Todos ellos me han enseñado que la reconciliación es una urgencia vital indispensable para vivir dignamente, que implica compromiso personal y comunitario. Por eso, cuando pienso en el ministerio que asumiré y para el que me he formado todos estos años, lo primero que deseo es ser puente entre quienes no se entienden, entre quienes se rechazan y entre quienes han perdido la esperanza de volverse a encontrar. Quiero que allí donde esté destinado a servir la gente sepa que conmigo la mesa está servida para todas las personas. Que nadie necesita tener la vida resuelta para acercarse al altar y que el único requisito es tener hambre de sentido de vida, de amor, de compañía y de Dios.
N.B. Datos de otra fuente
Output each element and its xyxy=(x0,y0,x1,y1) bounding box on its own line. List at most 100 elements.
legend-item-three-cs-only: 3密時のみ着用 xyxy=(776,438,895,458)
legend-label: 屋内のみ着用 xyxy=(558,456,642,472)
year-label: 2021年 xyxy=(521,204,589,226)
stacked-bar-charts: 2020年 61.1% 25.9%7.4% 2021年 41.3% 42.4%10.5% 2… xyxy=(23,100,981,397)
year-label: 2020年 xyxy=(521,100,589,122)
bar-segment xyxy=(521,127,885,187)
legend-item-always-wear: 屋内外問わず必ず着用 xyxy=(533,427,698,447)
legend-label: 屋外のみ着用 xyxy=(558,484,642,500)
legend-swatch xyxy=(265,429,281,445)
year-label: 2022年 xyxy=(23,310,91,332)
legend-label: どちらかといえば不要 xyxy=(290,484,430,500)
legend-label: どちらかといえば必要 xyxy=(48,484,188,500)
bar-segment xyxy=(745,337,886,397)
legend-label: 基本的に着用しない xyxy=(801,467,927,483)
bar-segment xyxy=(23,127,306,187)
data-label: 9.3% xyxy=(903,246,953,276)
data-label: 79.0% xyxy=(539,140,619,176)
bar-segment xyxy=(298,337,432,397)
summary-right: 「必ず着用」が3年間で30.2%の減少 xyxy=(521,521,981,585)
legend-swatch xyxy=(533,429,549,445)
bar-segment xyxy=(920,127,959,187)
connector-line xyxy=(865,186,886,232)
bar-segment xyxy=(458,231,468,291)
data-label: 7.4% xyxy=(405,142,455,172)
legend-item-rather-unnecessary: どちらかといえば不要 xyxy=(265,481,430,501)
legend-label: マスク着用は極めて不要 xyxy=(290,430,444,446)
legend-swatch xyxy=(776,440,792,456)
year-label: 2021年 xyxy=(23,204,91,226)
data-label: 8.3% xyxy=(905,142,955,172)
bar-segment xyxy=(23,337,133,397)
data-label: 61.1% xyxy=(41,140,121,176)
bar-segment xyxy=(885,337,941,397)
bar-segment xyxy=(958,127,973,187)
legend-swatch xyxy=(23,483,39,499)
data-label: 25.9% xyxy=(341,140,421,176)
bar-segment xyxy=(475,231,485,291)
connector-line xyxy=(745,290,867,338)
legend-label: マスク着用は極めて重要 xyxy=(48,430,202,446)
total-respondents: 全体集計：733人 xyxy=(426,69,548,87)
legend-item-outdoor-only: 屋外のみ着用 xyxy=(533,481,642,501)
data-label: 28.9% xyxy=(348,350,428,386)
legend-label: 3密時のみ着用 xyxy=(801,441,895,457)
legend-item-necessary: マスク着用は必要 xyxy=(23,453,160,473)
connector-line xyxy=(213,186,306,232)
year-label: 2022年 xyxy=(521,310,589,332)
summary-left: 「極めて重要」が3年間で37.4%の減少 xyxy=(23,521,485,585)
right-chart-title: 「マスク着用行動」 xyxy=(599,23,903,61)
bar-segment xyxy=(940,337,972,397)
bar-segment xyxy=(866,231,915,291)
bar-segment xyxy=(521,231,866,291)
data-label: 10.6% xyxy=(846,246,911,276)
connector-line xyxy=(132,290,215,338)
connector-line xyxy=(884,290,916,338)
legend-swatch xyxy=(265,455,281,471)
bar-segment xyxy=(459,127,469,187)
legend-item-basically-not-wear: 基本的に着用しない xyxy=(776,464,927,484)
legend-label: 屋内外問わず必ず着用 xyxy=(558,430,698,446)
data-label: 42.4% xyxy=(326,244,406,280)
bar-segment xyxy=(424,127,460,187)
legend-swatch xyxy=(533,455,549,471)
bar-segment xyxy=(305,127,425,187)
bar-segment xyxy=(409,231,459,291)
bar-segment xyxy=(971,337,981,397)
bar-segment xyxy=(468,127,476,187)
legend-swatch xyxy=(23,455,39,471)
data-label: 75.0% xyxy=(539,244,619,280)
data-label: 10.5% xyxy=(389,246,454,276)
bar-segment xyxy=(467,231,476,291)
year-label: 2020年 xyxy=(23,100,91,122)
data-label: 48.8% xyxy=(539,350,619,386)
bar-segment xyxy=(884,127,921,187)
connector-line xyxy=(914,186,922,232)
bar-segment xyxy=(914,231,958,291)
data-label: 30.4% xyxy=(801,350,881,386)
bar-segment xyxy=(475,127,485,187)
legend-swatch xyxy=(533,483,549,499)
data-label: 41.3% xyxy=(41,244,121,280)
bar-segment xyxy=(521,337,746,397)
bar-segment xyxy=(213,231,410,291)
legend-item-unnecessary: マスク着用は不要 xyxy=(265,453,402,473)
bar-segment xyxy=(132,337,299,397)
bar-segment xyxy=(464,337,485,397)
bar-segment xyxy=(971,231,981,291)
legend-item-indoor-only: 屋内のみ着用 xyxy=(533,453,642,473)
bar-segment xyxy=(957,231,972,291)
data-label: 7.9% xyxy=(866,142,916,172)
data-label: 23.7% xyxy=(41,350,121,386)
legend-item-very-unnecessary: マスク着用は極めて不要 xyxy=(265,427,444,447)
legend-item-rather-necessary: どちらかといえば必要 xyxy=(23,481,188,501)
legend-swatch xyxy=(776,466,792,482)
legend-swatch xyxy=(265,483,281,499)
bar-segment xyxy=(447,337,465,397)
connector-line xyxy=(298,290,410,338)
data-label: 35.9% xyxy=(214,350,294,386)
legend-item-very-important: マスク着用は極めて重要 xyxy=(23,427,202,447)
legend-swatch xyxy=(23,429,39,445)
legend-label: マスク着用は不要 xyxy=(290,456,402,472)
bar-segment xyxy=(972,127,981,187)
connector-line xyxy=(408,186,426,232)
Cada vez que pienso en la Eucaristía me conmueve la profundidad de lo que celebramos, ya que no es sólo un ritual; es un acto de fe en el que postulamos que otro mundo es posible, en específico, el Reino de Dios. Si creemos en esa promesa no nos quedaremos únicamente en la esperanza, sino que actuaremos en presencia de ese Reino, rompiendo barreras y construyendo comunión aquí y ahora. El cuerpo roto y entregado de Jesús nos une más allá de todas las diferencias. Cada celebración es un compromiso para vivir como quien da testimonio de que el amor y la justicia de Dios son posibles y que pueden hacerse realidad desde hoy.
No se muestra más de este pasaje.